Airbus veut que l'aéronautique bénéficie du grand emprunt

Airbus veut que l'aéronautique bénéficie du grand emprunt

Airbus, filiale d'EADS, souhaite que la filière aéronautique bénéficie du grand emprunt qui sera lancé en 2010 par le gouvernement français, déclare le directeur général du constructeur aéronautique européen, Fabrice Brégier.
"Nous estimons qu'il faudrait mobiliser 800 millions à un milliard d'euros sur six ans en plus de ce que les industriels investissent déjà afin d'être prêt à l'horizon 2015 à lancer la nouvelle génération d'avions civils", précise-t-il.

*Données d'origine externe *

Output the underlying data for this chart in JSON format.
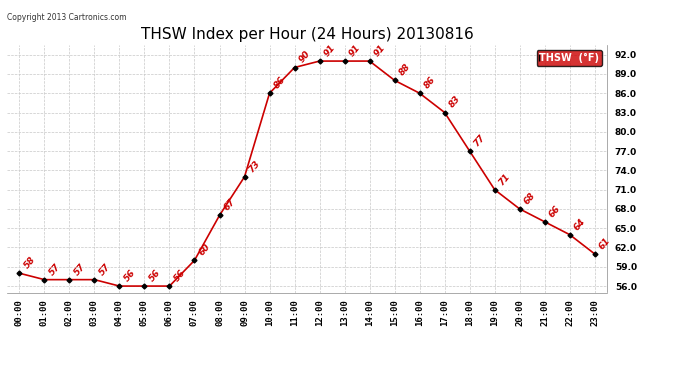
{
  "title": "THSW Index per Hour (24 Hours) 20130816",
  "copyright": "Copyright 2013 Cartronics.com",
  "legend_label": "THSW  (°F)",
  "hours": [
    "00:00",
    "01:00",
    "02:00",
    "03:00",
    "04:00",
    "05:00",
    "06:00",
    "07:00",
    "08:00",
    "09:00",
    "10:00",
    "11:00",
    "12:00",
    "13:00",
    "14:00",
    "15:00",
    "16:00",
    "17:00",
    "18:00",
    "19:00",
    "20:00",
    "21:00",
    "22:00",
    "23:00"
  ],
  "values": [
    58,
    57,
    57,
    57,
    56,
    56,
    56,
    60,
    67,
    73,
    86,
    90,
    91,
    91,
    91,
    88,
    86,
    83,
    77,
    71,
    68,
    66,
    64,
    61
  ],
  "ylim": [
    55.0,
    93.5
  ],
  "yticks": [
    56.0,
    59.0,
    62.0,
    65.0,
    68.0,
    71.0,
    74.0,
    77.0,
    80.0,
    83.0,
    86.0,
    89.0,
    92.0
  ],
  "line_color": "#cc0000",
  "marker_color": "#000000",
  "background_color": "#ffffff",
  "grid_color": "#c8c8c8",
  "title_fontsize": 11,
  "tick_fontsize": 6.5,
  "annotation_fontsize": 6.5,
  "legend_bg": "#cc0000",
  "legend_text_color": "#ffffff"
}
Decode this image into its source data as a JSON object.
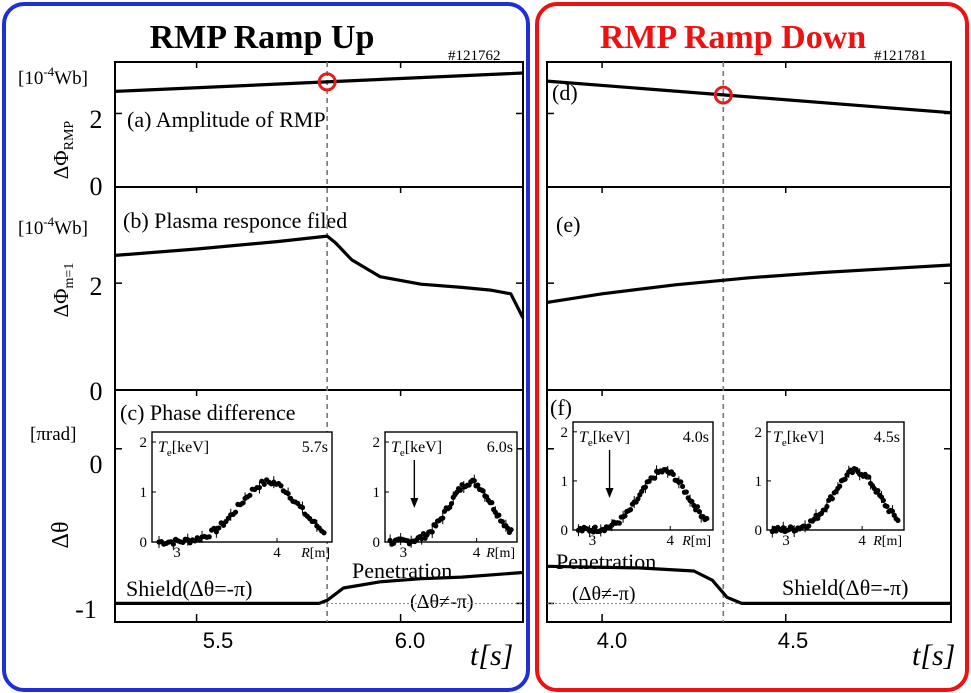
{
  "colors": {
    "left_frame": "#1f2fd8",
    "right_frame": "#ee1111",
    "marker": "#e02020"
  },
  "left": {
    "title": "RMP Ramp Up",
    "shot": "#121762",
    "xticks": [
      5.5,
      6.0
    ],
    "xtick_labels": [
      "5.5",
      "6.0"
    ],
    "dashed_time_label": "",
    "shield_label": "Shield(Δθ=-π)",
    "penetration_label": "Penetration",
    "penetration_sub": "(Δθ≠-π)"
  },
  "right": {
    "title": "RMP Ramp Down",
    "shot": "#121781",
    "xticks": [
      4.0,
      4.5
    ],
    "xtick_labels": [
      "4.0",
      "4.5"
    ],
    "penetration_label": "Penetration",
    "penetration_sub": "(Δθ≠-π)",
    "shield_label": "Shield(Δθ=-π)"
  },
  "xaxis_label": "t[s]",
  "panels": {
    "a": "(a) Amplitude of RMP",
    "b": "(b) Plasma responce filed",
    "c": "(c) Phase difference",
    "d": "(d)",
    "e": "(e)",
    "f": "(f)"
  },
  "yaxes": {
    "amp": {
      "unit": "[10-4Wb]",
      "label": "ΔΦRMP",
      "ticks": [
        "0",
        "2"
      ]
    },
    "resp": {
      "unit": "[10-4Wb]",
      "label": "ΔΦm=1",
      "ticks": [
        "0",
        "2"
      ]
    },
    "phase": {
      "unit": "[πrad]",
      "label": "Δθ",
      "ticks": [
        "0",
        "-1"
      ]
    }
  },
  "insets": [
    {
      "label": "Te[keV]",
      "time": "5.7s",
      "arrow": false
    },
    {
      "label": "Te[keV]",
      "time": "6.0s",
      "arrow": true
    },
    {
      "label": "Te[keV]",
      "time": "4.0s",
      "arrow": true
    },
    {
      "label": "Te[keV]",
      "time": "4.5s",
      "arrow": false
    }
  ],
  "inset_axes": {
    "yticks": [
      "0",
      "1",
      "2"
    ],
    "xticks": [
      "3",
      "4"
    ],
    "xlabel": "R[m]"
  },
  "chart_data": [
    {
      "type": "line",
      "title": "RMP Ramp Up",
      "shot": "#121762",
      "xlim": [
        5.3,
        6.3
      ],
      "dashed_line_x": 5.82,
      "series": [
        {
          "name": "(a) Amplitude of RMP",
          "ylim": [
            0,
            3.4
          ],
          "x": [
            5.3,
            6.3
          ],
          "y": [
            2.6,
            3.1
          ],
          "marker_x": 5.82,
          "marker_y": 2.86
        },
        {
          "name": "(b) Plasma responce filed",
          "ylim": [
            0,
            3.8
          ],
          "x": [
            5.3,
            5.5,
            5.7,
            5.82,
            5.84,
            5.88,
            5.95,
            6.05,
            6.15,
            6.22,
            6.27,
            6.3
          ],
          "y": [
            2.52,
            2.64,
            2.78,
            2.88,
            2.76,
            2.44,
            2.12,
            1.98,
            1.92,
            1.87,
            1.8,
            1.35
          ]
        },
        {
          "name": "(c) Phase difference",
          "ylim": [
            -1.12,
            0.38
          ],
          "x": [
            5.3,
            5.6,
            5.8,
            5.82,
            5.86,
            5.95,
            6.05,
            6.15,
            6.3
          ],
          "y": [
            -1.0,
            -1.0,
            -1.0,
            -0.98,
            -0.9,
            -0.86,
            -0.84,
            -0.83,
            -0.8
          ]
        }
      ]
    },
    {
      "type": "line",
      "title": "RMP Ramp Down",
      "shot": "#121781",
      "xlim": [
        3.85,
        4.95
      ],
      "dashed_line_x": 4.33,
      "series": [
        {
          "name": "(d)",
          "ylim": [
            0,
            3.4
          ],
          "x": [
            3.85,
            4.95
          ],
          "y": [
            2.88,
            2.02
          ],
          "marker_x": 4.33,
          "marker_y": 2.5
        },
        {
          "name": "(e)",
          "ylim": [
            0,
            3.8
          ],
          "x": [
            3.85,
            4.0,
            4.2,
            4.4,
            4.6,
            4.8,
            4.95
          ],
          "y": [
            1.64,
            1.8,
            1.97,
            2.1,
            2.2,
            2.28,
            2.34
          ]
        },
        {
          "name": "(f)",
          "ylim": [
            -1.12,
            0.38
          ],
          "x": [
            3.85,
            4.1,
            4.25,
            4.3,
            4.34,
            4.38,
            4.5,
            4.95
          ],
          "y": [
            -0.76,
            -0.77,
            -0.79,
            -0.85,
            -0.96,
            -1.0,
            -1.0,
            -1.0
          ]
        }
      ]
    }
  ]
}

"La France doit être le moteur dans cette action. Il s'agit autant d'un enjeu environnemental que d'un enjeu de compétitivité", ajoute Fabrice Brégier.
L'argent obtenu servirait au financement de nombreuses PME innovantes, selon le dirigeant, dont les budgets de recherche ont été réduits en raison de la crise.
Il s'agit pour la filière aéronautique européenne de préserver son avance technologique face à la concurrence, notamment celle de la Chine qui devrait lancer son gros-porteur C919 d'ici 2015-2020.
Fabrice Brégier évoque par ailleurs le défi environnemental auquel Airbus et le secteur aéronautique devront faire face.
"A l'horizon 2020, les avions en service devront en effet avoir réduit de moitié leurs émissions de CO2, de 80% celles d'oxyde d'azote et de 50% leurs nuisances sonores", déclare-t-il.
Pour l'échéance 2020, le groupe travaille sur des moteurs à hélices rapides (open rotors) moins gourmands en carburant ainsi que sur l'intelligence des avions qui permettrait de mieux réguler le trafic aérien.
Airbus cherche également des solutions pour se préparer à la pénurie de pétrole. "Nous explorons plusieurs pistes notamment celles des carburants de synthèse et des biocarburants", indique Fabrice Brégier.
A échéance plus lointaine, le directeur général évoque même la possibilité d'avions fusées qui sortiraient de l'atmosphère terrestre pour gagner en rapidité.
"Ils nous permettraient de faire Paris-Tokyo en deux heures", précise-t-il.